Tu es quand même passé par des moments difficiles, notamment début 2011 lorsque tu devais passer pro, à 19 ans, et que tu as finalement appris que ça ne se ferait pas au tout dernier moment (lire ici)...
C'était une période difficile. Mentalement, c'était vraiment dur. J'allais à l'école mais sans envie. J'étais partagé par différentes émotions. J'avais surtout le sentiment que tout avait été très vite, trop vite. J'allais passer pro sans jamais y avoir vraiment pensé ou rêvé. Ca allait lancer ma carrière pour de bon et d'un coup, tout dégringolait. C'était l'ascenseur émotionnel.
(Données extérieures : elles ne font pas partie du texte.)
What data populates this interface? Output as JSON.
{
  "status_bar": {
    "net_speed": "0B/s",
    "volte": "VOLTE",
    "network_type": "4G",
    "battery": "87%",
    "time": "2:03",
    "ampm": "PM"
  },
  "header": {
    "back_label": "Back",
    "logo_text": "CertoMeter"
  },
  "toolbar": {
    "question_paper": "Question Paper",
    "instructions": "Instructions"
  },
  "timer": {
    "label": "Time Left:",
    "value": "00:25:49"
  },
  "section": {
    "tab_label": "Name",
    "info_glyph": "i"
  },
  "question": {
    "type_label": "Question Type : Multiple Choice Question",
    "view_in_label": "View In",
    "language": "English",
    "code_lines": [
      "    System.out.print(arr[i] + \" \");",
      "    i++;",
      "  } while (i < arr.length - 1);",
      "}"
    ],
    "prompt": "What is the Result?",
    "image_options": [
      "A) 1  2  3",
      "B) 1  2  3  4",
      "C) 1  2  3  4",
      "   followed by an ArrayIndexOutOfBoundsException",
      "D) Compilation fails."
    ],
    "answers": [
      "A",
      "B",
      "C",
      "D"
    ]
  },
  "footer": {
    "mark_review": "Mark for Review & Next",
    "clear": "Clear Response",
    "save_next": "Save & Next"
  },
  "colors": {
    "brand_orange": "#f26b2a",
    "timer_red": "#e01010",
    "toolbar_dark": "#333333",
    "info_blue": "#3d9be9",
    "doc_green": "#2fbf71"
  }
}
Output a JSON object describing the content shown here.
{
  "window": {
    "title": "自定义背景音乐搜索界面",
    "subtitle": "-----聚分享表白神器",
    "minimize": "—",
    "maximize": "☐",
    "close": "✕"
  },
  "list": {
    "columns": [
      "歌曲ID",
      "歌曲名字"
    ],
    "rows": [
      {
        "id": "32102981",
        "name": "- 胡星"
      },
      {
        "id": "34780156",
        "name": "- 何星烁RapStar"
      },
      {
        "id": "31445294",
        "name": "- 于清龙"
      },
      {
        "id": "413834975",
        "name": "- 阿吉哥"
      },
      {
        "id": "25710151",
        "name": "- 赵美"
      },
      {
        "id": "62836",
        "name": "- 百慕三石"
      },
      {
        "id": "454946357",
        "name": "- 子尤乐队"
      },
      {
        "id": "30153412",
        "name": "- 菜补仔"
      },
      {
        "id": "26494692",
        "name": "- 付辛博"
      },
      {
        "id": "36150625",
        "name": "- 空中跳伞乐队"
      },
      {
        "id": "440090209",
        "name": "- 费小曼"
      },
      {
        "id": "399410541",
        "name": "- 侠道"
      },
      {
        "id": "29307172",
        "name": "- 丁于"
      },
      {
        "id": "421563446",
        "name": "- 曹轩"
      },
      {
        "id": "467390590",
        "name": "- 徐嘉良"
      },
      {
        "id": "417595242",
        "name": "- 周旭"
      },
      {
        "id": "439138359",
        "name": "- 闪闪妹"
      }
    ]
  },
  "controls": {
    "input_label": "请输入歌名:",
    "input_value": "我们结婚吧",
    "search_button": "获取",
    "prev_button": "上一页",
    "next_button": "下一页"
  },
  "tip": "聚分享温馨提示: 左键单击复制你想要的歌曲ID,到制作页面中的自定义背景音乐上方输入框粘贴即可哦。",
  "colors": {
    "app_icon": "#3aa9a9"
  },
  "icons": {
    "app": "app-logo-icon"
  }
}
Puis je me suis fracturé la clavicule au mois de mars après m'être finalement engagé au Martigues SC en catastrophe (lire ici). Dans ces moments-là, le fait de me raccrocher aux études m'a beaucoup aidé. Et finalement, tout est reparti et je suis passé pro l’année suivante.

Comprends-tu de voir de plus en plus de coureurs vouloir mettre de côté leurs études pendant une année ou deux pour se consacrer à 100% au vélo "pour voir ce que ça donne" ?
Bien sûr ! Chacun est libre de faire ce qu'il veut. Pour mon cas personnel, les études ont été un vrai fil rouge : c'était l'assurance d'aller au bout d'un projet alors que sur le vélo, tu n'es pas sûr de faire carrière. Il y a beaucoup de candidats et peu d'élus. Mais après, c'est une décision personnelle, ou que l'on peut prendre en famille. De mon côté, je sais que ma famille m'a toujours soutenu dans mes prises de décision, que ce soit pour le vélo ou pour les études. Ils m'ont toujours aidé et sans eux, ça aurait d'ailleurs été plus dur de réussir. Aujourd'hui, il y a des gamins qui sont très bien encadrés dès les Juniors et qui se retrouvent dans de très belles équipes réserves, qui forment parfaitement les jeunes. C'est tentant de ne faire que du vélo dans ces conditions. Mais je dois avouer que de mon côté, j'ai toujours été attiré par les mecs qui ont un parcours atypique.

Comme qui par exemple ?
Jean-Christophe Péraud ! Ce mec a un très beau parcours, je trouve. C'est la classe. Il est passé par plein de phases dans sa vie et tu le ressens même dans sa façon de s'exprimer. J'adorais la façon dont il répondait aux interviews.

C’est-à-dire ?
Même après des chutes ou des gros coups durs, il avait une façon de relativiser que je trouvais très intéressante alors que d'autres mecs se seraient écroulés dans la même situation. Puis on connait tous son parcours d'ingénieur, son passage à plus de 30 ans chez les pros. Dans un autre style, j'aime le parcours de mecs comme Nairo Quintana, depuis son arrivée de Colombie, un pays où la vie n'est pas toujours facile. C'est beau de voir les choix de chacun, de voir la façon dont les gens décident de mener leur vie. Ca m’intéresse.